I did as he asked, positioning my men halfway up the slope. Then, as I got ready to claim victory, Gampi started to make a machine gun sound and reached out to knock my men over so that my troops lay dead on the rise.

“That’s not fair. You had machine guns, and I only had rifles.”

“A fact which you should have planned for. For days, we men of the Canadian side, accompanied by brave US boys, threw men up that hill, charge after charge, and weakening the Germans with artillery fire until we finally broke through to the top of the mountain, shooting at every retreating Hun we could see. It was probably not our best moment, but one less Kraut alive was one less that could regroup and attack us. “

“When did you get hit Gampi”

“I was wounded on the second wave up that stinking, bloody hill. I had to pull myself down that night until I got close enough to our base to be seen.” After that, I lost consciousness for four days, waking up in a military field hospital. After many more losses, they told me how the men had finally captured that hill. I wish I could say I was happy to be alive, but I never thought so then. That’s not something I think a young boy like you should ever hear, but It's done, so unless you want your mother to skin what's left of me, you will keep this a secret between us.”

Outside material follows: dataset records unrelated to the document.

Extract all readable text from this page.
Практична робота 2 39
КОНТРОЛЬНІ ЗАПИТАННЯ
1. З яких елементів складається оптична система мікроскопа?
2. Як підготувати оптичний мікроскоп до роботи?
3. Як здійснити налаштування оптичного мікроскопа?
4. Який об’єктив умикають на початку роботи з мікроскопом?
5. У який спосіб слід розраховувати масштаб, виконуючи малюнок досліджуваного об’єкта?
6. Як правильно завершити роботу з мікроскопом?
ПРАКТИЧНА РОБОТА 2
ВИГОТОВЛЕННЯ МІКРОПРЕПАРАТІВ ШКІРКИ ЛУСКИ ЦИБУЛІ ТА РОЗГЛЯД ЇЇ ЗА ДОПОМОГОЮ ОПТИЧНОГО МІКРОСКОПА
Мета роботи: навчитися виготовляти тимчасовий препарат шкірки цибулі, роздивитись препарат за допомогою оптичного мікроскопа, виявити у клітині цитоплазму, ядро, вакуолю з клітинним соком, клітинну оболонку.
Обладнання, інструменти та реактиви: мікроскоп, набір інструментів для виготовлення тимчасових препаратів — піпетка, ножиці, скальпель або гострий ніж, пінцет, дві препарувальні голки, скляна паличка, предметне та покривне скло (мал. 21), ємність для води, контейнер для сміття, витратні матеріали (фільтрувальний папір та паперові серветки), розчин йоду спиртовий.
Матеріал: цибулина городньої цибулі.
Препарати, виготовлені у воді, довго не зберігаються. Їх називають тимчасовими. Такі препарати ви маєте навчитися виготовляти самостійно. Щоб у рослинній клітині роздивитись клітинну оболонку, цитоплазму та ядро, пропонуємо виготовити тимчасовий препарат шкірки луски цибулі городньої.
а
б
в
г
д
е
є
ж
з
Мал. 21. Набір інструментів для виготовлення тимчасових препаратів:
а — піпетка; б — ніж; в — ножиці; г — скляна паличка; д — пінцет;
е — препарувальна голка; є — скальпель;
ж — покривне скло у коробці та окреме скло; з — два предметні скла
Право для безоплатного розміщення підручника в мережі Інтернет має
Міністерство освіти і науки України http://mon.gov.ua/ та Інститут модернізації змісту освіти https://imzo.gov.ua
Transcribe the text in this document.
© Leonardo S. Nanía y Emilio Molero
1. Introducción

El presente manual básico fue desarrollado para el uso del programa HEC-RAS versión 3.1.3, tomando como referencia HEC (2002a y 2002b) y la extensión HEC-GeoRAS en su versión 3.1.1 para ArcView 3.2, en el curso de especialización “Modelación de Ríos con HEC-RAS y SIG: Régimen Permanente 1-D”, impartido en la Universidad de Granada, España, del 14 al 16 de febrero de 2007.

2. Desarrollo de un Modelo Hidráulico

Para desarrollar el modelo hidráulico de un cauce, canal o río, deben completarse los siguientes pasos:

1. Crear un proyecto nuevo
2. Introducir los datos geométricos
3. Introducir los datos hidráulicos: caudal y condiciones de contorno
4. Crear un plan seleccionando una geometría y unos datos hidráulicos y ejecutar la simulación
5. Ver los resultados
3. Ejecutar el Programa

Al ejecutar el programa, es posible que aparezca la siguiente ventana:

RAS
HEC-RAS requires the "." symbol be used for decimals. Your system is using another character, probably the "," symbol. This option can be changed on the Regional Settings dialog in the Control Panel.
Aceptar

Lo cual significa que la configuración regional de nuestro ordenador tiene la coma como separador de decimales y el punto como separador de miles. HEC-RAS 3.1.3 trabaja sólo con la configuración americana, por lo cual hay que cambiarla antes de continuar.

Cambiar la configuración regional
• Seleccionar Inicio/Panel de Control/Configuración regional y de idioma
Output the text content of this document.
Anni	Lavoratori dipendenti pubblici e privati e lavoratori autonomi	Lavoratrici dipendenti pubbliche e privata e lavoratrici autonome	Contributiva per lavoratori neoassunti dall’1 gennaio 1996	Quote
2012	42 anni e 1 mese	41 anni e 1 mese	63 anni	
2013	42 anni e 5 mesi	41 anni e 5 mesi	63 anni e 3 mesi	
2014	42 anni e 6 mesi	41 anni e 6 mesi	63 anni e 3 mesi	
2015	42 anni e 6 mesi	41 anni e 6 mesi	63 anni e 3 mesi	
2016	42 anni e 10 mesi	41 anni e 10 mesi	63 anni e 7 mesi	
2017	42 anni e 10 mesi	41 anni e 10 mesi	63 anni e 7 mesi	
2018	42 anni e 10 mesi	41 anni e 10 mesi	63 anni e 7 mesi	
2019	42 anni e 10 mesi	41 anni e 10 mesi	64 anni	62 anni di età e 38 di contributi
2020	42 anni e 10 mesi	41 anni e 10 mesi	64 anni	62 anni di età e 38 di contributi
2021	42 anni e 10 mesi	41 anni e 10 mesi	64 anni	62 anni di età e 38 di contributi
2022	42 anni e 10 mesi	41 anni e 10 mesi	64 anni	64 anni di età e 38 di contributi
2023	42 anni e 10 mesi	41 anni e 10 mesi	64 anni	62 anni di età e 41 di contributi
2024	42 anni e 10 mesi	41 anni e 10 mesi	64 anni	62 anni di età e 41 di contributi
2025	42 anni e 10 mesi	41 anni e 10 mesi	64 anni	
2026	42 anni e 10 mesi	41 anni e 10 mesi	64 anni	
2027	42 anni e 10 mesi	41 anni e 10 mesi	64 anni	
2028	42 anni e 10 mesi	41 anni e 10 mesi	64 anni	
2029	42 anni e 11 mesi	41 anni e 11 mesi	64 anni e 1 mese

I shook my head yes.” I sure will, Gampi.”

“I am tired, George. Let's call it a day; more stories tomorrow.”

I went and played with my brother for the rest of the afternoon. We had enough kids in the house for almost any game we thought up, plus the old staples, tag, hide and seek, and even some baseball. Four children had come to Norman and Buelah, and my mother had four, one older sister and two younger than me. My father was in the Air Force, a mechanic on the base. He had died not in combat but in a fall down our basement steps, crushing his skull and fracturing his neck. He lingered in a coma for a week, then went to heaven.

My mother was left with four children under eight, no job, no house as we had lived in the base housing, and no way to support us. We had moved in with Uncle Norman.

We stayed there for two years when my mother got a job. Truth be told, it had taken her those two years to get over the grief and depression after my father's death. Our stories and games with Gampi continued.

One morning, I went to see Gampi early before school. Something was different in his room, a sad emptiness squeezing in from all sides. I called out Good Morning but got no response. I went to his bedside. He had a smile on his face; I touched his now cold cheek. I did not see him breathing. Another loved one was taken out of my life.  Gampi had joined his long-dead companions who had gone to heaven on those bloody days on Vimy Ridge. I started to cry. I knew that I must get my mother and Norman, but just for a while, I stayed there at his bedside, Just Gampi and myself, and my tears.